I am happy to help, but it will take time to get to a model that reproduces this paper. There is a lot you can show the professor even today, all the issues you have learned about.
I think the fastest path to success is the 3D shell model. You need to have some basic skill in SpaceClaim to do that, such as using the Mirror button to reflect surfaces about the center of the unit cell and using the Move tool, holding the Ctrl key to make a copy to stack up 3 layers.

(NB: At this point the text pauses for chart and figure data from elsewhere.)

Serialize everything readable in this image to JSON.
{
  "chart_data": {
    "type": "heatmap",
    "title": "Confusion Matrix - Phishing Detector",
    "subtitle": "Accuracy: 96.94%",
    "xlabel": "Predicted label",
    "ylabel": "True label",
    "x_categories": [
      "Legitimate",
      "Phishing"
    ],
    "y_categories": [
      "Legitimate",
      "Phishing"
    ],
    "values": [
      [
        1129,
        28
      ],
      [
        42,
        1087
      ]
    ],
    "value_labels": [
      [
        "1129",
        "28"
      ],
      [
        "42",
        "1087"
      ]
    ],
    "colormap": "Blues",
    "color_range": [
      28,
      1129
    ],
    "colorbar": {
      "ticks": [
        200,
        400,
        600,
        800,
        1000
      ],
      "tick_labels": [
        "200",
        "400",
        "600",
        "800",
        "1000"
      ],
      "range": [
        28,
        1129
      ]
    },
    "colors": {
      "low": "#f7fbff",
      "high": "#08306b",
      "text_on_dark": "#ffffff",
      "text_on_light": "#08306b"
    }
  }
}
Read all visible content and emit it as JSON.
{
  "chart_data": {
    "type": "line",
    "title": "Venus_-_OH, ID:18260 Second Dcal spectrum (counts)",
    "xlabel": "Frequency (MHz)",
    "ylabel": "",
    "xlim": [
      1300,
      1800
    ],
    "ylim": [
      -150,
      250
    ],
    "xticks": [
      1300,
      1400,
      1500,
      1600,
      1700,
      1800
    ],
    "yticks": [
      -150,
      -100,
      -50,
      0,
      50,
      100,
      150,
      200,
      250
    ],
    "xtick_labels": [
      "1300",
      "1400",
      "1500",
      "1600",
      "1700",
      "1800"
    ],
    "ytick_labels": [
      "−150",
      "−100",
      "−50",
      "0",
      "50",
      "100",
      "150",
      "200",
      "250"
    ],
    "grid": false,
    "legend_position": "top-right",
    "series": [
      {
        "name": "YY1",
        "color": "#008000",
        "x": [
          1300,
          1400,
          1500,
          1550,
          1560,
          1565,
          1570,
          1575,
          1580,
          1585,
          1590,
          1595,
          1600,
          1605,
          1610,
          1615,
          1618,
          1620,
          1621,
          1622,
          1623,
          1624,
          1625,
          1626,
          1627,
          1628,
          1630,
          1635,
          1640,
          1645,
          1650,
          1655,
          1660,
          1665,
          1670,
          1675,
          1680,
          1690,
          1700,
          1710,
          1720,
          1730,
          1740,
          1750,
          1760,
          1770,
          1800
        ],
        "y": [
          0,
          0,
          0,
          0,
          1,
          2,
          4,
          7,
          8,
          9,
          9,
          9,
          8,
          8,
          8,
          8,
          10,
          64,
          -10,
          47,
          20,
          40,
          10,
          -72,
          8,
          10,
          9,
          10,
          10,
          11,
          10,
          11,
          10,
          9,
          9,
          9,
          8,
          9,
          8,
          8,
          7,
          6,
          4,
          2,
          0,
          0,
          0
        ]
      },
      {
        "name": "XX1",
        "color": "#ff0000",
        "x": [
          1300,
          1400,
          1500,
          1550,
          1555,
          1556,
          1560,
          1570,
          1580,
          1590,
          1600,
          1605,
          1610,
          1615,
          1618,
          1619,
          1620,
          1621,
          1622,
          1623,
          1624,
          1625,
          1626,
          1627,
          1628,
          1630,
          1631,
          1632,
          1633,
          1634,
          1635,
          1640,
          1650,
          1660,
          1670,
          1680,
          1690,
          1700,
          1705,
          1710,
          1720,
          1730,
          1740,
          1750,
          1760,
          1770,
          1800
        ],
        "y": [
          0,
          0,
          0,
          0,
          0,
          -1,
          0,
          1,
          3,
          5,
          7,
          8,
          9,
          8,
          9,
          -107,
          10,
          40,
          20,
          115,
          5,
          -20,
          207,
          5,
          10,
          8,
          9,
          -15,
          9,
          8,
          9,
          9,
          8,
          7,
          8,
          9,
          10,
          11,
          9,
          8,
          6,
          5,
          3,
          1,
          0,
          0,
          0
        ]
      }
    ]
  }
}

I was thinking about the 4 columns in the array. It seems to me that those are just springs in parallel. Since you are constraining the left and right edges with an X=0 support (frictionless), what is added by having 4 columns? The original paper had 5 columns and 4 layers. If you have no left and right edge support, then there is a difference between 1 column and 5 columns. But with a left and right edge support, there should be no difference between 1 and 4 columns, except the mass will be 4 times larger on the 4 column model than the 1 column model. However the 1 column model will solve 4 times faster!
I recommend you build a 1 column 3D shell model. You could even build a 1/2 cell model, and cut the mass in half again, but it would not look as nice as the full cell.
Use a Fixed Joint, Behavior = Rigid, to hold the 5 edges that come together at the top of the unit cell. The five edges are the left/right flat flexures, the left/right curved flexures and the horizontal thick frame, which is also a shell model with an edge at the center. Do the same at the bottom where 3 edges come together. Use a Fixed Joint at sides of the frame to hold the outer end of the flat flexures.
The top bar on the frame should have no extra elements. Simply add a Distributed mass on those elements to apply the needed mass.